Washington State College professor Mesut Cicek and his analysis crew repeatedly examined ChatGPT by giving it hypotheses taken from scientific papers. The objective was to see if the AI may appropriately decide whether or not every declare was supported by analysis or not — in different phrases, whether or not it was true or false.
In complete, the crew evaluated greater than 700 hypotheses and requested the identical query 10 instances for every one to measure consistency.
Accuracy Outcomes and Limits of AI Efficiency
When the experiment was first carried out in 2024, ChatGPT answered appropriately 76.5% of the time. In a follow-up take a look at in 2025, accuracy rose barely to 80%. Nevertheless, as soon as the researchers adjusted for random guessing, the outcomes appeared far much less spectacular. The AI carried out solely about 60% higher than probability, a stage nearer to a low D than to robust reliability.

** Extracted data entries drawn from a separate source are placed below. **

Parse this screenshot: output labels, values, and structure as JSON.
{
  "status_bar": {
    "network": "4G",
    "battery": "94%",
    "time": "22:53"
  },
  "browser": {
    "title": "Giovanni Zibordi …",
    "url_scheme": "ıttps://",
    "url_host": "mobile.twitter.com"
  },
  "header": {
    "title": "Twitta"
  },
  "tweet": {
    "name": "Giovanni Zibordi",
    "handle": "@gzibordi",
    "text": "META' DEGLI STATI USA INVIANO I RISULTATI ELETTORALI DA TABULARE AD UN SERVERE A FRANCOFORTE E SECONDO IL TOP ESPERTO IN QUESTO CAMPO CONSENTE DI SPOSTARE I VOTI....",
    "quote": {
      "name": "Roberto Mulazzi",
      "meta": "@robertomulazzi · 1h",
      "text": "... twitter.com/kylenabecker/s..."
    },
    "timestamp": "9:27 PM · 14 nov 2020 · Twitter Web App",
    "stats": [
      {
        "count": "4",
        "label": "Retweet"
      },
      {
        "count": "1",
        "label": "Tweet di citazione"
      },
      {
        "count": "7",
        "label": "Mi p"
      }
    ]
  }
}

The system had essentially the most issue figuring out false statements, appropriately labeling them solely 16.4% of the time. It additionally confirmed notable inconsistency. Even when given the very same immediate 10 instances, ChatGPT produced constant solutions solely about 73% of the time.
Inconsistent Solutions Elevate Considerations
“We’re not simply speaking about accuracy, we’re speaking about inconsistency, as a result of in the event you ask the identical query time and again, you give you totally different solutions,” stated Cicek, an affiliate professor within the Division of Advertising and marketing and Worldwide Enterprise in WSU’s Carson School of Enterprise and lead creator of the brand new publication.
“We used 10 prompts with the identical precise query. All the things was similar. It might reply true. Subsequent, it says it is false. It is true, it is false, false, true. There have been a number of circumstances the place there have been 5 true, 5 false.”
AI Fluency vs. Actual Understanding
The findings, revealed within the Rutgers Enterprise Evaluation, spotlight the significance of utilizing warning when counting on AI for essential selections, particularly people who require nuanced or complicated reasoning. Whereas generative AI can produce easy, convincing language, it doesn’t but exhibit the identical stage of conceptual understanding.
In response to Cicek, these outcomes counsel that synthetic common intelligence able to really “pondering” should be additional away than many count on.
“Present AI instruments do not perceive the world the way in which we do — they do not have a ‘mind,'” Cicek stated. “They only memorize, and so they can provide you some perception, however they do not perceive what they’re speaking about.”
Examine Design and Strategies
Cicek labored with co-authors Sevincgul Ulu of Southern Illinois College, Can Uslay of Rutgers College, and Kate Karniouchina of Northeastern College.
The crew used 719 hypotheses from scientific research revealed in enterprise journals since 2021. Some of these questions usually contain nuance, with a number of elements influencing whether or not a speculation is supported. Decreasing such complexity to a easy true or false judgment requires cautious reasoning.
The researchers examined the free model of ChatGPT-3.5 in 2024 and the up to date ChatGPT-5 mini in 2025. General, efficiency remained related throughout each variations. After adjusting for random probability, which provides a 50% likelihood of an accurate reply, the AI’s effectiveness was solely about 60% above probability in each years.
Key Weak point in AI Reasoning
The outcomes level to a elementary limitation of huge language mannequin AI programs. Though they will generate fluent and persuasive responses, they usually battle to cause via difficult questions. This could result in solutions that sound convincing however are literally incorrect, Cicek stated.
Why Consultants Urge Warning With AI
Based mostly on these findings, the researchers advocate that enterprise leaders confirm AI-generated data and method it with skepticism. Additionally they emphasize the necessity for coaching to higher perceive what AI programs can and can’t do successfully.
Though this research centered particularly on ChatGPT, Cicek famous that related experiments with different AI instruments have produced comparable outcomes. The work additionally builds on earlier analysis pointing to warning round AI hype. A 2024 nationwide survey discovered that customers have been much less prone to buy merchandise after they have been marketed with a deal with AI.
“At all times be skeptical,” he stated. “I am not towards AI. I am utilizing it. However you’ll want to be very cautious.”